Our client remained in employment throughout the marriage, providing the bulk of financial support. His wife worked intermittently, and her father gifted her and our client a property which was later sold and the funds used to purchase the family home. Upon her death, our client received the two properties held jointly with his wife. Under his wife’s Will, all assets which were not held jointly were to go to their three children.
“Upon his wife’s passing our client learned that his wife had been holding large accounts solely in her name which under the will would be provided to their children to the exclusion of our client.”
After learning that he had not been adequately provided for under his wife’s Will, our client contacted Gerard Malouf and Partners to ascertain his rights in contesting a Will. Our experienced and caring Will Dispute Lawyer, Richele Nelsen, guided our client through the legal process whilst remaining sensitive that our client was grieving the loss of his wife.
With an excellent understanding of the Court’s consideration of Family Provision Applications, Richele ensured that evidence pertaining to our client’s strained financial circumstances was provided to the estate in support of his claim. Our client was reliant on a pension and lacked sufficient savings to meet daily living expenses and to plan for the contingencies of life.
Understanding the complex familial relationships intertwined in the claim, Richele was careful to place our client and his relationship with his children at the forefront of any settlement discussions, whilst ensuring she maximised his provision under the Will. Confident in our client’s need to have been further provided for under the Will, we entered into negotiations with the estate to see if the matter could be resolved without lengthy and expensive Court proceedings being commenced.
Our client was very happy with this resolution which allowed him to continue in his retirement, confident in the fact that he was financially secure. If you believe that you have not been properly provided for from a loved one’s estate, please do not hesitate to contact our office to have a FREE consultation with one of our experienced lawyers.
During negotiations, we were able to resolve the matter on the basis that our client receive a further $350,000 from the estate on top of the two properties he’d previously held jointly with his wife.
Frequently Asked Qeustions
The first step in disputing a will should be a consultation with solicitors from a law firm that includes family provision claims among its areas of expertise. This conversation will involve a frank analysis of your dispute and its chance of success.
If seasoned lawyers consider your matter valid, then you can declare your intent to claim. This should take place not long after the death or grant of probate (New South Wales permits filings up to 12 months post-death, but the limit is 6 months in). You must clearly argue that you have a pertinent connection to the decedent entitling you to compensation you didn’t initially receive, and explain the “moral obligation” to you this individual should have met.
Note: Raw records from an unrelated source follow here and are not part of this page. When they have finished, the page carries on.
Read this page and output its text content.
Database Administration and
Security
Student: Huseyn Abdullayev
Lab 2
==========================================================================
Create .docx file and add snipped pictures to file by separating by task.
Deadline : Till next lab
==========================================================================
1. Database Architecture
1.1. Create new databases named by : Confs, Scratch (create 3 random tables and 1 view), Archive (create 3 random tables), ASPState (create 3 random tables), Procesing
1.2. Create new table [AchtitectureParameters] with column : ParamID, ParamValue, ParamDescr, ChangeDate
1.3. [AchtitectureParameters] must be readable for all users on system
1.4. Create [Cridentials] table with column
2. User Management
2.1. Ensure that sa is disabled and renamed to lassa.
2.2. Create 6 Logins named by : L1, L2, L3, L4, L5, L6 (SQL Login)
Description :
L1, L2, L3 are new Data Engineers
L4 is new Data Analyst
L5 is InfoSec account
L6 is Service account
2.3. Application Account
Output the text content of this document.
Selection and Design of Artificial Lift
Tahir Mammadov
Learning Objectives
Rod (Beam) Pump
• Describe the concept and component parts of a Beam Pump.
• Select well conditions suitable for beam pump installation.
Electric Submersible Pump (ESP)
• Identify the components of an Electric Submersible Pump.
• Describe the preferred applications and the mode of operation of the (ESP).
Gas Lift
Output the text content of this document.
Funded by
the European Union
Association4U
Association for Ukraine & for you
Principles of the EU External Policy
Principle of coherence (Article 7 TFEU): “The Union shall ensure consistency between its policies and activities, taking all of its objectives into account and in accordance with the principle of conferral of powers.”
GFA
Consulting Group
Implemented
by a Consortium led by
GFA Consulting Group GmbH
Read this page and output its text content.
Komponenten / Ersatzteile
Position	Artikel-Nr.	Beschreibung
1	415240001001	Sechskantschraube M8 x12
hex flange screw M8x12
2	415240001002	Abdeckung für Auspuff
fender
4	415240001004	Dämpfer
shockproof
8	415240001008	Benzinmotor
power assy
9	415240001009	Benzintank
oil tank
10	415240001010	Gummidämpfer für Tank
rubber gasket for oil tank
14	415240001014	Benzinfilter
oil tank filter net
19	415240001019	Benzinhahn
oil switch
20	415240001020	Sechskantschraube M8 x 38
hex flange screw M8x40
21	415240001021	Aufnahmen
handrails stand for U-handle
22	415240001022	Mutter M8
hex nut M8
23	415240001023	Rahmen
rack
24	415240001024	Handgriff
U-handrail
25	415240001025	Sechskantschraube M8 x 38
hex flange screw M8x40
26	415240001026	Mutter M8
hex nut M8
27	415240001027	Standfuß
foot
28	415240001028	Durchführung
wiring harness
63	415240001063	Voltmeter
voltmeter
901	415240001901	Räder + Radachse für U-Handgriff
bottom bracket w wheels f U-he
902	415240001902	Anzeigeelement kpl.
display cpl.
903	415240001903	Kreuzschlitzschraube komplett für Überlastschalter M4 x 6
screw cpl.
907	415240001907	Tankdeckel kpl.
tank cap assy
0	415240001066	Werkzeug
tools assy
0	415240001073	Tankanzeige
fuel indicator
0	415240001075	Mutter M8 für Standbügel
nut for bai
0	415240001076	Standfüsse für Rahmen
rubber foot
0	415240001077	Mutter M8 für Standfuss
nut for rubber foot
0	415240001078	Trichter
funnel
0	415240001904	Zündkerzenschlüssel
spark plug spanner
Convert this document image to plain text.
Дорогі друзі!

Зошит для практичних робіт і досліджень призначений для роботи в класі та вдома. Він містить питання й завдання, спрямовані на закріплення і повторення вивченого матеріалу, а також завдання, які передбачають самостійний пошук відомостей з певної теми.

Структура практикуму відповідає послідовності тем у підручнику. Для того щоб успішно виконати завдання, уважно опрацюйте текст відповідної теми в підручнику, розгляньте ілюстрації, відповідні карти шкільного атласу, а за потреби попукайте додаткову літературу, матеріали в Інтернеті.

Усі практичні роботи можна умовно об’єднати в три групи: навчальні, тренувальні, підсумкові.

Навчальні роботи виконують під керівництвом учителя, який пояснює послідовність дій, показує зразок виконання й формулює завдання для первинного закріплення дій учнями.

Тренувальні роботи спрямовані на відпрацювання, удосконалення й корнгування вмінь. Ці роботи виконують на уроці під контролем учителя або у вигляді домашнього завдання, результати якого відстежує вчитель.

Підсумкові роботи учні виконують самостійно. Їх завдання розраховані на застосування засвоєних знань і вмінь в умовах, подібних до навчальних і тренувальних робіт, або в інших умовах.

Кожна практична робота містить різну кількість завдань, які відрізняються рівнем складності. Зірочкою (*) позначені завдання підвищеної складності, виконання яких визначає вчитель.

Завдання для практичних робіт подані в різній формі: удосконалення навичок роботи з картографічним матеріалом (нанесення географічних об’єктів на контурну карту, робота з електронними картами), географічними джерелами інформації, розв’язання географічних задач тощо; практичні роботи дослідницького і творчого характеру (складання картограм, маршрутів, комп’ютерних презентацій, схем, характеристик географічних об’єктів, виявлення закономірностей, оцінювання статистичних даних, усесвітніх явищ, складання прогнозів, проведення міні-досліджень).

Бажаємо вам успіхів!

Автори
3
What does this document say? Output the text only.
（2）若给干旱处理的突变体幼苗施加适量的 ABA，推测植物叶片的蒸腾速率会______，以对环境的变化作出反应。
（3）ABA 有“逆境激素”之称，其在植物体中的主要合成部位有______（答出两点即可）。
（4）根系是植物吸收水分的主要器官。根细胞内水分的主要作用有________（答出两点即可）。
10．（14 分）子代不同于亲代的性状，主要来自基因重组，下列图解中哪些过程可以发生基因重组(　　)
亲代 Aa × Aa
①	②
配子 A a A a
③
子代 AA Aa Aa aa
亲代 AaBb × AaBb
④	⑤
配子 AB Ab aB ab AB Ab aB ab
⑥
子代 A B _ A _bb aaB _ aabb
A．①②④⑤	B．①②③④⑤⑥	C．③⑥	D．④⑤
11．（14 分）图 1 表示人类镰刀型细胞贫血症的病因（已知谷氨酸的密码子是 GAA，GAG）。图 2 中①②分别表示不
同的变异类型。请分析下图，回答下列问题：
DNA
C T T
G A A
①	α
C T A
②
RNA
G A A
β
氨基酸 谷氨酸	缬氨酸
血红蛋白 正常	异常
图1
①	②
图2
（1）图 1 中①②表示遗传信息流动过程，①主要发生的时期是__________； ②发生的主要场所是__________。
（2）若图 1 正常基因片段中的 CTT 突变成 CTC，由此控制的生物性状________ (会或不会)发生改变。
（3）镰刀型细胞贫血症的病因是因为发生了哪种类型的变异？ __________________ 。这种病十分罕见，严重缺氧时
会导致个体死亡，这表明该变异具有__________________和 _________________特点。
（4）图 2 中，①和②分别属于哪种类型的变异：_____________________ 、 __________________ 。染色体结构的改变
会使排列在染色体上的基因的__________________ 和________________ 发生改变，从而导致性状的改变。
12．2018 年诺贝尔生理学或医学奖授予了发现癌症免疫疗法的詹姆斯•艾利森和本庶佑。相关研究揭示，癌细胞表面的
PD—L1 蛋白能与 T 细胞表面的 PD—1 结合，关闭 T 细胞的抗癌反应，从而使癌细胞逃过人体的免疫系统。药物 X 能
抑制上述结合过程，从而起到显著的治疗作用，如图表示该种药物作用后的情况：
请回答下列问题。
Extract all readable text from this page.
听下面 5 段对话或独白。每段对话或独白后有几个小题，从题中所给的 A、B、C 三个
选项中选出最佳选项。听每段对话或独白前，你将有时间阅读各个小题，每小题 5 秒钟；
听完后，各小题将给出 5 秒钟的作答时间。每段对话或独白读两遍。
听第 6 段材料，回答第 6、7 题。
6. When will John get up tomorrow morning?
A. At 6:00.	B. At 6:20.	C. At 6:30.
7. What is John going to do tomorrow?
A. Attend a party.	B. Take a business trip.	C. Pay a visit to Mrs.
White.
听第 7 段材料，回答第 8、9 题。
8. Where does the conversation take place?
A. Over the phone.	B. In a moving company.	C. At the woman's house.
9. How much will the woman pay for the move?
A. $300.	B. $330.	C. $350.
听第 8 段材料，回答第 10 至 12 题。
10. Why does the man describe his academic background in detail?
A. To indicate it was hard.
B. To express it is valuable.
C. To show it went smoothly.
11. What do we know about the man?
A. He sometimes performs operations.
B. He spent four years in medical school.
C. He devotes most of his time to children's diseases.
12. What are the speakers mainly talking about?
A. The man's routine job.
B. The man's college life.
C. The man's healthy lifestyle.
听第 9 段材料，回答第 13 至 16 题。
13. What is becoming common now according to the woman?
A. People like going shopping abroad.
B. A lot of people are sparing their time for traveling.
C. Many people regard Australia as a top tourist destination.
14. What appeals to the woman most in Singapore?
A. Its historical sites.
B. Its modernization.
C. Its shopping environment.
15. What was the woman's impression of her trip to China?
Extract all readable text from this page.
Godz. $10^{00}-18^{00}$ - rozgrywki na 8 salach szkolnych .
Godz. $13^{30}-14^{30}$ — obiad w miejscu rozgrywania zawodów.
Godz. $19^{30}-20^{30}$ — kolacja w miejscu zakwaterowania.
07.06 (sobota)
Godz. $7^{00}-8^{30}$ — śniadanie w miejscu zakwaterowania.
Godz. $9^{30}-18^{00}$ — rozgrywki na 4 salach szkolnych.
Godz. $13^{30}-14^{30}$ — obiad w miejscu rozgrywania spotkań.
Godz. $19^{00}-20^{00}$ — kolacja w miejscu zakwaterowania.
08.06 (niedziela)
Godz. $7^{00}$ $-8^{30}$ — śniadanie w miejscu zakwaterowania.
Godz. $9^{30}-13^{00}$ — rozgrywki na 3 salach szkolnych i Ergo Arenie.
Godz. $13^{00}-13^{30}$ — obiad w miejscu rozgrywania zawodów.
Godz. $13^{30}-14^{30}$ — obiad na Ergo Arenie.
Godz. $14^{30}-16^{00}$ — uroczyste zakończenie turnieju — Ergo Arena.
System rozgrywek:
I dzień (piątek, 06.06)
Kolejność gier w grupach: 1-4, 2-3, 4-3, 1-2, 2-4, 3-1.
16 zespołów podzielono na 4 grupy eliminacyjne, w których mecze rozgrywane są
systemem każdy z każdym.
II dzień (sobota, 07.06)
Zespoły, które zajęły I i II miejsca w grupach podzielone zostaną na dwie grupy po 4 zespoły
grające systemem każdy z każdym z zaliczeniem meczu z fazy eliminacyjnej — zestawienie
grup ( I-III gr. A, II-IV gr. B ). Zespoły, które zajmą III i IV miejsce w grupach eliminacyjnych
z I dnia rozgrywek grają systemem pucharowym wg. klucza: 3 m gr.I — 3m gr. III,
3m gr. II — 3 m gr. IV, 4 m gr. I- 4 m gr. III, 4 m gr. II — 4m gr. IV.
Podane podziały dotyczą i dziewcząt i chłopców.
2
Successful arguments of these facts will earn you a day in court. Depending on the situation, you may be more likely to resolve this in mediation than before a magistrate; it all depends on how strongly the defendants oppose your claim. You can receive financial compensation in either context if your case is resolved in your favour.
You are entitled to represent yourself (and yourself alone) in all Australian legal matters, criminal or civil. But you cannot represent anyone else; e.g., without a lawyer, you wouldn’t be able to mount a challenge alongside others if all of you were disenfranchised by one particular beneficiary.
Moreover, unless you have significant experience in family law, doing so is a huge mistake. Contesting a will is an extremely complex undertaking, involving intense emotions and high tension, and while an experienced lawyer can manage these matters effectively and objectively, you almost certainly cannot.
Will Dispute Lawyers will also be invaluable in cases challenging the actions of an executor, which can go as high as the Supreme Court.
In NSW, if you are an eligible person and you wish to contest a will, you must do so within 12 months from the date of the testator’s death. In some cases, the court may make an exception if you were unaware of the death of the testator for longer than 12 months.
As an eligible person, you will likely be making a family provision claim. The court will consider many factors when judging whether or not you are eligible to receive an inheritance due to a contested will.